Stan was visiting for 10 days and we wanted to give him a taste of the full cruiser lifestyle. Helping Sean fix numerous things on the boat for 4 days, he'd already experienced the "taking taxis all over town to try to find the right parts and then settling for something that wasn't right, but might work" part of cruising. And then the actual repairing part that goes along with it.
With a raw burn on all exposed skin, Stan also experienced the power of the sun when living on a sailboat in tropical climates. As a line-handler on our friend's boat, he'd crewed through the Panama Canal with us. Each night, Stan had helped Sean winch the dinghy out of the water to hang by the side of Adventure so no one would steal it. He experienced the hassle and wetness of having to take the dinghy, even in rough seas, to go anywhere and the acrobatics necessary to tie the dinghy to a small dock that was already three dinghys deep on all sides.
So now we were headed to the islands to show him why all the repairing, sunburning, and hard work was worth the trouble. To top it all off, Larry and Julie, our friends from Kumara, planned to join us at the islands the next day, so Stan would also get to experience "buddy-boating".

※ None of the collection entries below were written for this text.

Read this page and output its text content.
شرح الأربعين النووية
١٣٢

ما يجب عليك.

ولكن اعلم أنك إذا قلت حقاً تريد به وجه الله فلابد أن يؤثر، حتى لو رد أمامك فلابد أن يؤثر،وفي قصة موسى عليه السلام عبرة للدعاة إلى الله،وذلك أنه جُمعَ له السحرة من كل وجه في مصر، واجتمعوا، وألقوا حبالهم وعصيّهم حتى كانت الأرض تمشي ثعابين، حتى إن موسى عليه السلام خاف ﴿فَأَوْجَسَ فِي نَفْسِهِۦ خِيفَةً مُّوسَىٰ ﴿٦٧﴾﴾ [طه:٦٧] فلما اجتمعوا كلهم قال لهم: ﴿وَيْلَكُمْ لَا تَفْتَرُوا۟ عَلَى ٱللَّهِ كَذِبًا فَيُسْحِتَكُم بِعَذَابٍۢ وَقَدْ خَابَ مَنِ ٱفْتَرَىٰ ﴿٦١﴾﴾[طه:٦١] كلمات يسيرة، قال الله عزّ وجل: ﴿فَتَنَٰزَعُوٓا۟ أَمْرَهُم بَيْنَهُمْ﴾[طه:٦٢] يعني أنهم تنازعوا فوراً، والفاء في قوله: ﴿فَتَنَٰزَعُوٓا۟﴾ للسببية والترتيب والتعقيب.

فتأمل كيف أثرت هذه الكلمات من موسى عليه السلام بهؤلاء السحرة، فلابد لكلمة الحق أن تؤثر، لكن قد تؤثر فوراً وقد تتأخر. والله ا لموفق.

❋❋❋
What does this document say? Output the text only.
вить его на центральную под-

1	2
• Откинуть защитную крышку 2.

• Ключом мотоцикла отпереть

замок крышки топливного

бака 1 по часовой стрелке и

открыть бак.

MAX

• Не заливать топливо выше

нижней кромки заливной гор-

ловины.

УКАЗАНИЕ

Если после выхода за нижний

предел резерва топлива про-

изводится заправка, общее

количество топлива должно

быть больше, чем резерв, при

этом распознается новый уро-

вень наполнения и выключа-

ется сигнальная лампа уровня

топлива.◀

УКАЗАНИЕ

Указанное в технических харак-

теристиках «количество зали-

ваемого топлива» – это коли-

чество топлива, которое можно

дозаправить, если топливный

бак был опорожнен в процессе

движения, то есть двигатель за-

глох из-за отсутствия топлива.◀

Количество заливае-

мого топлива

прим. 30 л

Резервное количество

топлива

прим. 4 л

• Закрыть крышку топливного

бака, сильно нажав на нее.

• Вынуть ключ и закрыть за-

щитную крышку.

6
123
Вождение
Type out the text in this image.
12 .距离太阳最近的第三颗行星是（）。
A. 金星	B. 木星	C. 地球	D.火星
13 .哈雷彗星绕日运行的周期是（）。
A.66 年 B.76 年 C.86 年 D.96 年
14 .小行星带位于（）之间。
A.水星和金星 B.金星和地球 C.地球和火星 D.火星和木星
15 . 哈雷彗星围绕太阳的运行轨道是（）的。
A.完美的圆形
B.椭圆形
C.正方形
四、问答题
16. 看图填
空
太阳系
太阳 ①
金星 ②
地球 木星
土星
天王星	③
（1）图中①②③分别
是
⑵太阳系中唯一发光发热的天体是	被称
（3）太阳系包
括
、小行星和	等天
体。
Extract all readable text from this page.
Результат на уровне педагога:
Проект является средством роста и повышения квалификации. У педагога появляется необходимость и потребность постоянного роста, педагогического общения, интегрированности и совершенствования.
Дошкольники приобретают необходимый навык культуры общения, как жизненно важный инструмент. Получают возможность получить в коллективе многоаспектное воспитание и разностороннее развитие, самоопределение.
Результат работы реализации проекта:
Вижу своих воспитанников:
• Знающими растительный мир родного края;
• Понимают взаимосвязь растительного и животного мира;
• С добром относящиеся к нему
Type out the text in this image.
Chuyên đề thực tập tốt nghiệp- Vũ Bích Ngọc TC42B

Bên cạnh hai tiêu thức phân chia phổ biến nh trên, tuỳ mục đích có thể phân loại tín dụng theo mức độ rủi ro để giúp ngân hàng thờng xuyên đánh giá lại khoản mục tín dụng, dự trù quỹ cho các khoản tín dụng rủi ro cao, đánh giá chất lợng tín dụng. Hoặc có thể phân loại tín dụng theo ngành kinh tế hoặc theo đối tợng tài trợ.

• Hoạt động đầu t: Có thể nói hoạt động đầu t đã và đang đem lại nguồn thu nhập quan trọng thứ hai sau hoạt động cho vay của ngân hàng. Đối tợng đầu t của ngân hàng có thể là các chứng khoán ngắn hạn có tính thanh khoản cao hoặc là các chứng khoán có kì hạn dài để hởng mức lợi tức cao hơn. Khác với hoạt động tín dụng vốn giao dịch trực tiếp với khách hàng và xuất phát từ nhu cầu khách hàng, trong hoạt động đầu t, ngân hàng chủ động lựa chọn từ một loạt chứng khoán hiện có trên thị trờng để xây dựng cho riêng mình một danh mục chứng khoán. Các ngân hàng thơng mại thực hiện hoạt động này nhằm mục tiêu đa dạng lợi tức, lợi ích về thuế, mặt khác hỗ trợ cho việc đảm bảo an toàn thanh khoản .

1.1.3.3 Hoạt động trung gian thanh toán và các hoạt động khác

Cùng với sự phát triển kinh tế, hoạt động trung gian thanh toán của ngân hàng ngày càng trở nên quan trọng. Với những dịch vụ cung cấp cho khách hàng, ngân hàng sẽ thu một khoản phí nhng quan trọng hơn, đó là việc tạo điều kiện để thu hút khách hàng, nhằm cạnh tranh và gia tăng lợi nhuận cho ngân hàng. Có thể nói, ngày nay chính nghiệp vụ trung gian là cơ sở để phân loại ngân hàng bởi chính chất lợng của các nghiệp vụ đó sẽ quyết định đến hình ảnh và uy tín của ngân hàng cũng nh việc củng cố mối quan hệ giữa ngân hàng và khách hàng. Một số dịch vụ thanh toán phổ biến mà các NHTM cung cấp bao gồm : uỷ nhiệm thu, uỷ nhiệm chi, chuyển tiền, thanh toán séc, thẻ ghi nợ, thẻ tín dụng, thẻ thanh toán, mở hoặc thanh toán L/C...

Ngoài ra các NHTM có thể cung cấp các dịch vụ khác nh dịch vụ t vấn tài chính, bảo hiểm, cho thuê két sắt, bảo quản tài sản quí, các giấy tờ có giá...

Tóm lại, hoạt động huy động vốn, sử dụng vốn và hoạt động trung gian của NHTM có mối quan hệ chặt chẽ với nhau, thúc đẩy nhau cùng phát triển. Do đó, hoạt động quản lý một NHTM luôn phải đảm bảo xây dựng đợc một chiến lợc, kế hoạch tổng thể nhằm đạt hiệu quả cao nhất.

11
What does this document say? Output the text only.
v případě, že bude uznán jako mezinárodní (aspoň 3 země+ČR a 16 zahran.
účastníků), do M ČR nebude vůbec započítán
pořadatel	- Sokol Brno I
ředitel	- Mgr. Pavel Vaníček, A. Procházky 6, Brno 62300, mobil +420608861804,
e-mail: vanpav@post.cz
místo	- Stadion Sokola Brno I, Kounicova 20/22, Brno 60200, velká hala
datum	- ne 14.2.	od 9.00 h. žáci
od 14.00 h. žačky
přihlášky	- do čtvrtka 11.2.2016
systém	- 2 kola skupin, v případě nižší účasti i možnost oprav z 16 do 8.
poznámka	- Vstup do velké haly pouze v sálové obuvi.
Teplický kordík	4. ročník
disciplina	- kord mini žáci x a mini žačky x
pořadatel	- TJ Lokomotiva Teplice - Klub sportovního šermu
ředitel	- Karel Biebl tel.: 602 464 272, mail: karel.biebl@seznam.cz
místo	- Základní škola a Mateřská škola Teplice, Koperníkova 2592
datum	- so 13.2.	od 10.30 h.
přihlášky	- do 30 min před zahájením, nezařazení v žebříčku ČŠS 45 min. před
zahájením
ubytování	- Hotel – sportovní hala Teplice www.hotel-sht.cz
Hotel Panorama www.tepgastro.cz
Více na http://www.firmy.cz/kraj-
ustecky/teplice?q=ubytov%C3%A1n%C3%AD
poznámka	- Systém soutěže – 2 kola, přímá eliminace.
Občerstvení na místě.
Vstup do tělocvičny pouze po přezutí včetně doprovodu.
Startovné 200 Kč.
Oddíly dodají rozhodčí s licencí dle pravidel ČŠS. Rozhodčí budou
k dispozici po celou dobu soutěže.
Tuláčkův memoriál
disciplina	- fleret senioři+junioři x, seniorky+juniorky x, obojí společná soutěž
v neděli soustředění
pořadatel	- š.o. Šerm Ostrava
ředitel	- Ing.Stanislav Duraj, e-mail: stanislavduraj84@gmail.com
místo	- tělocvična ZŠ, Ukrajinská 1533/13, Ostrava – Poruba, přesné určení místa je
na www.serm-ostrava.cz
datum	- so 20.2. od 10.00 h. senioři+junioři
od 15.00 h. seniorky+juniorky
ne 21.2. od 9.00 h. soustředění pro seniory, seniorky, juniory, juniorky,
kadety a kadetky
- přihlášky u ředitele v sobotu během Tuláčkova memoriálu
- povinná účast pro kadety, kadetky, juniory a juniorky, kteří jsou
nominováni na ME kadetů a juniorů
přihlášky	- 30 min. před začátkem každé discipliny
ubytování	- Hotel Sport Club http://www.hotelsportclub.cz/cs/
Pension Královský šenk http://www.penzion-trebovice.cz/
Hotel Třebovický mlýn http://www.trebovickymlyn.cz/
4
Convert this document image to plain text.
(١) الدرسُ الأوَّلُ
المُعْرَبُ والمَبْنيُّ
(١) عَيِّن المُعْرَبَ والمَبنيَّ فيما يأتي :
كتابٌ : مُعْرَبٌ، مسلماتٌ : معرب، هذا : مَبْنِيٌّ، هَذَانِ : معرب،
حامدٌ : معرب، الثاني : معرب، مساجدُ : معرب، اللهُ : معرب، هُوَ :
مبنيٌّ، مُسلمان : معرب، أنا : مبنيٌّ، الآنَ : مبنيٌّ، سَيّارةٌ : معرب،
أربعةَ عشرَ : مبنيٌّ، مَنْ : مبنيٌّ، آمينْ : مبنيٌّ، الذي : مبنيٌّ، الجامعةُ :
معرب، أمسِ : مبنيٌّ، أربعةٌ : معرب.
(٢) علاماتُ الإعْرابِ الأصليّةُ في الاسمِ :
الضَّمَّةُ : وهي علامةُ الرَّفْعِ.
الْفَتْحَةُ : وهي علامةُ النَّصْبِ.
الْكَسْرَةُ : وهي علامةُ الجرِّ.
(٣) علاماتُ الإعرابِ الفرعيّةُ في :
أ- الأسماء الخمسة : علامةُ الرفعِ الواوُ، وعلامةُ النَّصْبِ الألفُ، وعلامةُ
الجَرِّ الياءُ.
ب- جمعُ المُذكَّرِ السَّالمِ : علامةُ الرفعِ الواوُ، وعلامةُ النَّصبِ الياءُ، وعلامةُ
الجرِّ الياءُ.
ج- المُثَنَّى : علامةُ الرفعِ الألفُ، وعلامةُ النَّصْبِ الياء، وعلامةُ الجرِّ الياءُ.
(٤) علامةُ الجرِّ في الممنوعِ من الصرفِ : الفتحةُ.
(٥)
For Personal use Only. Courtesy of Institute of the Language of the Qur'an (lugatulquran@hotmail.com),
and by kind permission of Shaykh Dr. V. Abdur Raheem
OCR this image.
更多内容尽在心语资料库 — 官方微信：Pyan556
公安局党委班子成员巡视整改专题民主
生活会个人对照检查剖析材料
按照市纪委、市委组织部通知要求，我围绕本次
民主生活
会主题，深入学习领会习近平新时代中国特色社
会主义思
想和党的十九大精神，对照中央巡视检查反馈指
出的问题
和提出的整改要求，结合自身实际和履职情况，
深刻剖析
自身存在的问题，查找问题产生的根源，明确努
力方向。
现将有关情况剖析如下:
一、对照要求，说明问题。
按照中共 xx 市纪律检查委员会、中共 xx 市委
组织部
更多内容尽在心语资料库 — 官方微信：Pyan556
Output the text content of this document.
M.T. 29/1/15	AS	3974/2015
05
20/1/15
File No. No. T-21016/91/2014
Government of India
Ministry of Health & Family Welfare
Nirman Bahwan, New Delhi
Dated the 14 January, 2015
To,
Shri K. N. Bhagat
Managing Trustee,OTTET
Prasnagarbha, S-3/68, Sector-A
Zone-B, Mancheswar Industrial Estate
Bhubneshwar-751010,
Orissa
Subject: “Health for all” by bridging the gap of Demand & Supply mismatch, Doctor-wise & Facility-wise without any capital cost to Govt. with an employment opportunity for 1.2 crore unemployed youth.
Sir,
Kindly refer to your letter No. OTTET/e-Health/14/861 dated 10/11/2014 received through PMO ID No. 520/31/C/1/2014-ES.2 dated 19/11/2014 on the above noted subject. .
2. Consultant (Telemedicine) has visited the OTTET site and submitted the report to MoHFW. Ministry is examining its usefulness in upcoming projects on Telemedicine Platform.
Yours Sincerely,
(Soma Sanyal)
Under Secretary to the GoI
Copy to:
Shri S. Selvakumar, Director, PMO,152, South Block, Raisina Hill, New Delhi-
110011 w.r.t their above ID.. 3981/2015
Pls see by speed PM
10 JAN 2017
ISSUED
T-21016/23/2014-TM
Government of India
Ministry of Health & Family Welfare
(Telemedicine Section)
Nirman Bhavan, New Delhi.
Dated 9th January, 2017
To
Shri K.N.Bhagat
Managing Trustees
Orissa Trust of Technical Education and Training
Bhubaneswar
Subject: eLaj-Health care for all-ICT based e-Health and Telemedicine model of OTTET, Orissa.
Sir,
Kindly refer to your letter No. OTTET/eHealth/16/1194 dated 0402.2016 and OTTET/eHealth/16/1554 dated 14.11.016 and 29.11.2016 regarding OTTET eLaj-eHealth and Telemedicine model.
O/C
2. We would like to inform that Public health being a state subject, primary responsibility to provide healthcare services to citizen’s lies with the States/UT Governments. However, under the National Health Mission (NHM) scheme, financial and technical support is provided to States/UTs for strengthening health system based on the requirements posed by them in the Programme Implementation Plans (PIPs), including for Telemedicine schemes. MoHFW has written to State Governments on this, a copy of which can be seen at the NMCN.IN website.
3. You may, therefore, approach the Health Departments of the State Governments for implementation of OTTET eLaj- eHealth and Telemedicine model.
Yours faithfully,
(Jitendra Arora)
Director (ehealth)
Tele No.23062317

The first day we anchored at Isla Pacheca and then dinghed to Isla Saboga, one of the Survivor beaches. The isolated beach was beautiful, but the water was cold. Sean was hopeful that there would be a trace left on the beach of the Survivor show, but was disappointed. We combed the beach, briefly swam in the water, and broke open coconuts.
The next afternoon, with Kumara anchored next to us, we began "buddy-boating". This consists of hanging out with people from another boat during the day, and then sharing dinner and evening entertainment (movie, cards, talking, etc.) together. But not just for one night - but for many days, or even months at a time. It's really an interesting concept for us Americans, who don't usually take the time to even get to know our neighbors. Buddy-boaters get to know, and learn to live with, a wide range of personalities while buddy-boating.
The next anchorage was a small channel between the big Isla del Ray and the small Espiritu Santo. This was the most beautiful and protected spot, with 3 islands surrounding our anchorage and our two boats were the only ones there. The water was a little warmer here, but wasn't clear for snorkeling. There was a bloom in the water around all the islands we visited, which limited visibility. The girls split from the boys, who dinghed to the outside of Espiritu Santo. They pulled the dinghy to shore and went to explore the beach. Sean, with a camera in hand, had to run out into the surf to grab the dinghy that a large wave had floated and was carrying out to sea. The boys hinted at other embarrassing things that happened, but weren't willing to share them with us.
Us girls had a more serene time, combing the beach for shells and dinghying around the island.
The next day, we anchored between Isla Chapera and Isla Mogo Mogo (both Survivor islands). This was one of the popular spots and there were several power boats and a Panamanian Navy ship also anchored there. All but one power boat left in the afternoon. Sean and Stan stayed on board to fix our water maker (verifying the saying that cruising is just fixing your boat in exotic locations), while us girls went to shore to snorkel. Although the water was clearer, it still wasn't good for snorkeling.
It was time to head back to Panama City so Stan could catch his flight home. The trip back was uneventful with no wind and smooth seas. Before anchoring at La Playita de Amador, we fueled up with Balboa's $3.82 diesel so Stan could experience the stress of approaching whatever small sliver of dock that's available, in fast current and high wake conditions, and then having to fork out hundreds of dollars.
We tried to talk Stan into crossing with us to Galapagos, but he said he had too much work to do at home - being retired and all...
We hope to leave for Galapagos on Thursday (April 10), depending on if we can get a new life raft by then.